Don’t be afraid to revise your story or to try different approaches. You can easily save multiple versions of a book on your computer, so experimenting won’t hurt.
“The first page has too much dialog.” If the reader doesn’t have a clue about what’s happening in the story, a page full of dialog isn’t going to make much sense or encourage the reader to turn the page. Remember that you know your characters, but the reader hasn’t met them yet.
“There’s too much description. I don’t have any idea what’s going on.” If you spend too long describing the scene or the main character, your first page isn’t going to accomplish what it needs to. You usually want to start out with a fast-paced, exciting scene and spend more time describing things later in the story.
“There isn’t a character on the first page.” It’s a good idea to start your story with the introduction of a character who’s experiencing something unusual or exciting.

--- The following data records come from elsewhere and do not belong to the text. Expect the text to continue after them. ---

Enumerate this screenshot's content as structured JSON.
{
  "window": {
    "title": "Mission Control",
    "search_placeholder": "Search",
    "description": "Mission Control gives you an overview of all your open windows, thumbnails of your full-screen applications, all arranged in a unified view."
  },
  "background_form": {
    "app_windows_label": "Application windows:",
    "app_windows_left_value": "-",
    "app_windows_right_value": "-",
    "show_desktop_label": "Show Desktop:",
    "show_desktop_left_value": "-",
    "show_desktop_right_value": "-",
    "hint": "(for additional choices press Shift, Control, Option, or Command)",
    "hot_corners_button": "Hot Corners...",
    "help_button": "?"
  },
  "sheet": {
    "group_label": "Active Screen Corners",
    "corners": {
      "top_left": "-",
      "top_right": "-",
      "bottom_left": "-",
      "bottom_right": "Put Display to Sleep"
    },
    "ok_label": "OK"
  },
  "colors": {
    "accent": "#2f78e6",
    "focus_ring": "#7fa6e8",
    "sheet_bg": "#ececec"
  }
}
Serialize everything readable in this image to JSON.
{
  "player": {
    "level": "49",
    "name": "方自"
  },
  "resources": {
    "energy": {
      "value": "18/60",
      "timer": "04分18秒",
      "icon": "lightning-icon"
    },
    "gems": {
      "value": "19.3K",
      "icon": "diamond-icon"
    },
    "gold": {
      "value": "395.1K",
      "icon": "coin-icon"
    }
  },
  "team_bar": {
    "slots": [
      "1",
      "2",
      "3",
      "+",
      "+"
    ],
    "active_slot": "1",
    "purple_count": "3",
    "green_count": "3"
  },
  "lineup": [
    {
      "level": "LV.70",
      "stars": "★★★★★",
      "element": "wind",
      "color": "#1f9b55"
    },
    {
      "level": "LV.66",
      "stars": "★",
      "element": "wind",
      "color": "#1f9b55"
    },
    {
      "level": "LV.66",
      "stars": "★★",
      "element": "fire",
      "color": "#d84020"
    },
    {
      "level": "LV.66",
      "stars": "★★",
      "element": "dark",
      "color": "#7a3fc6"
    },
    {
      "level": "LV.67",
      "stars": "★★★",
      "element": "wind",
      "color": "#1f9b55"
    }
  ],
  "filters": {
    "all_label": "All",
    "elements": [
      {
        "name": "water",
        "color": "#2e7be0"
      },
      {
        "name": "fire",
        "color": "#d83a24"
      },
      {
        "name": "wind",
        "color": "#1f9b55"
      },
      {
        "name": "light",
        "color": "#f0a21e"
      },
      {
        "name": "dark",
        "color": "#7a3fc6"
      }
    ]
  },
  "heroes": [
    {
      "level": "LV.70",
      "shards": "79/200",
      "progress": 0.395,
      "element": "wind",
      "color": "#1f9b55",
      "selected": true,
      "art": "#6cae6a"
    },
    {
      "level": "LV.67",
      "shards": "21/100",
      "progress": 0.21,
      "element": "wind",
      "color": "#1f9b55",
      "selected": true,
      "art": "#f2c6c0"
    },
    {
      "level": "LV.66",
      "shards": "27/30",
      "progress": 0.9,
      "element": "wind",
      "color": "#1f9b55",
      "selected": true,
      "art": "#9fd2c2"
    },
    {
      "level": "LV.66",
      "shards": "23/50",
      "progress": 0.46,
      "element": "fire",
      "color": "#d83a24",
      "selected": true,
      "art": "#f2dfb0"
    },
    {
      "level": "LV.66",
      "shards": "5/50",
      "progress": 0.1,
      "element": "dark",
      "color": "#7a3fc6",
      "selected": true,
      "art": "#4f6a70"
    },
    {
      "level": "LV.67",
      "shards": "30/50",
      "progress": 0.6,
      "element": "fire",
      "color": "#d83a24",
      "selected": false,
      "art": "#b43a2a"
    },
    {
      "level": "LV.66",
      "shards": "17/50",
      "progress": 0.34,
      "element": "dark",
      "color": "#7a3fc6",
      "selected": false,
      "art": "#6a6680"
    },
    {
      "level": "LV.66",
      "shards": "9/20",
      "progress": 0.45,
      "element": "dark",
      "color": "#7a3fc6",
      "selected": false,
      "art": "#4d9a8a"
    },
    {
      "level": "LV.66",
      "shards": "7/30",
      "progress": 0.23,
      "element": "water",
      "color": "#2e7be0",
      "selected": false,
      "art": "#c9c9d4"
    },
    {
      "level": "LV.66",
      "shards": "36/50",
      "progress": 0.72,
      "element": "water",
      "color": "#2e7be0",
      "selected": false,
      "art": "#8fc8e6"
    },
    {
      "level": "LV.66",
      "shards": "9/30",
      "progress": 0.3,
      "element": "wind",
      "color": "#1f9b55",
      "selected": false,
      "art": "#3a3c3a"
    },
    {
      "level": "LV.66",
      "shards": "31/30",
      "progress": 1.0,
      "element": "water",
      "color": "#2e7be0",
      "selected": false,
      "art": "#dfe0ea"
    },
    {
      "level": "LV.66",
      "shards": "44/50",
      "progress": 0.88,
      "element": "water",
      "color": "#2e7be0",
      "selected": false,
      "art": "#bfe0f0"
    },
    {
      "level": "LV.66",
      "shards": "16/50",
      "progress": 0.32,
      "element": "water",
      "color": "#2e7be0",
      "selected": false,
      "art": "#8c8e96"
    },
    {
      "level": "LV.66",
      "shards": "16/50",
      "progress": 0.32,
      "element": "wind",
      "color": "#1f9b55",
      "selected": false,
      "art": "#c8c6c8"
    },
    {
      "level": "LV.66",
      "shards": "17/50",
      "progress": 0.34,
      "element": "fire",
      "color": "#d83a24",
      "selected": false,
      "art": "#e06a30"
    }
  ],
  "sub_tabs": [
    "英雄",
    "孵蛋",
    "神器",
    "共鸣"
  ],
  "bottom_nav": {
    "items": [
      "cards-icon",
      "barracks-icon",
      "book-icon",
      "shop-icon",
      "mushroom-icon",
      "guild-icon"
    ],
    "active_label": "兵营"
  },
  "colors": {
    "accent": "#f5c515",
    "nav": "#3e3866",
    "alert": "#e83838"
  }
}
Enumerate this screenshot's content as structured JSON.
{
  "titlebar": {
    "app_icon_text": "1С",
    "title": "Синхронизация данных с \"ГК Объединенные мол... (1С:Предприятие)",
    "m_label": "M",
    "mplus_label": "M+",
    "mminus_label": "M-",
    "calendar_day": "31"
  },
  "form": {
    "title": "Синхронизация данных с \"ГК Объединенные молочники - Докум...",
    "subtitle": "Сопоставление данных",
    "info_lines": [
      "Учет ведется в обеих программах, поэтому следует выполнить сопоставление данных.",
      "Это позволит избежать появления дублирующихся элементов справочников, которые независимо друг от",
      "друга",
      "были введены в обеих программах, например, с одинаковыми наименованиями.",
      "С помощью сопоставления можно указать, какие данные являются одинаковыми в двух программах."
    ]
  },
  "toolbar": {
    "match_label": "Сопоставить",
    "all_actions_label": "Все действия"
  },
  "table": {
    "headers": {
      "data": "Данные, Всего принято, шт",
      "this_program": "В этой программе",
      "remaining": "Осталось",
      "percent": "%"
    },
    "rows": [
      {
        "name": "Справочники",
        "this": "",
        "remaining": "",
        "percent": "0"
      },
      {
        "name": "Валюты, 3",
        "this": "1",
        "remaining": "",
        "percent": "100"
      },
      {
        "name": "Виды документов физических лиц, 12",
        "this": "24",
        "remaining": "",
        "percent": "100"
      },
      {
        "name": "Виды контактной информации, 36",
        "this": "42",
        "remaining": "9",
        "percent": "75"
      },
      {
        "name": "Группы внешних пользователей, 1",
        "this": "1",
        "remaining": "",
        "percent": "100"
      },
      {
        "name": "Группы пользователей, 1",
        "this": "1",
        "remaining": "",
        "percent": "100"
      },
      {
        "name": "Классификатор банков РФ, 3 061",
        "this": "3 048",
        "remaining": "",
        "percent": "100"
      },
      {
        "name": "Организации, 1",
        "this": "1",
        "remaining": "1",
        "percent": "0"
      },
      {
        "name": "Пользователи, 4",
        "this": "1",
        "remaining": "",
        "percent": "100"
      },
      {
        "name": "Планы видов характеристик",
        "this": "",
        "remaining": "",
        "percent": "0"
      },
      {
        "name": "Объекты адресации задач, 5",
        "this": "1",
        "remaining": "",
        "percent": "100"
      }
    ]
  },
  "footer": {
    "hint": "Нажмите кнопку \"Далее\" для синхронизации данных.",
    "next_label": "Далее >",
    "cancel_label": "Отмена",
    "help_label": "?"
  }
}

In the case of nonfiction, you could think about starting with a story or introduction that shares something about you as the author.
Promote yourself as an expert in the topic you’ve chosen–or as someone who learned the lesson of the book the hard way, by making a mistake. You are, in a way, the character of your book. Or you could start out telling someone else’s story that sets up the problem your book will help to resolve.
The best way to test your first pages is to have a diverse group of people read your first pages and offer feedback. It’s a good idea to find some people from your target audience, but you don’t have to limit it to those readers. Ask 10-ish people to read your chapters and give feedback, and then take the advice that you believe will make for a stronger opening.
Critique groups are a great tool. If you aren’t a part of one, consider joining! You can usually find one in your area by doing a search on the web.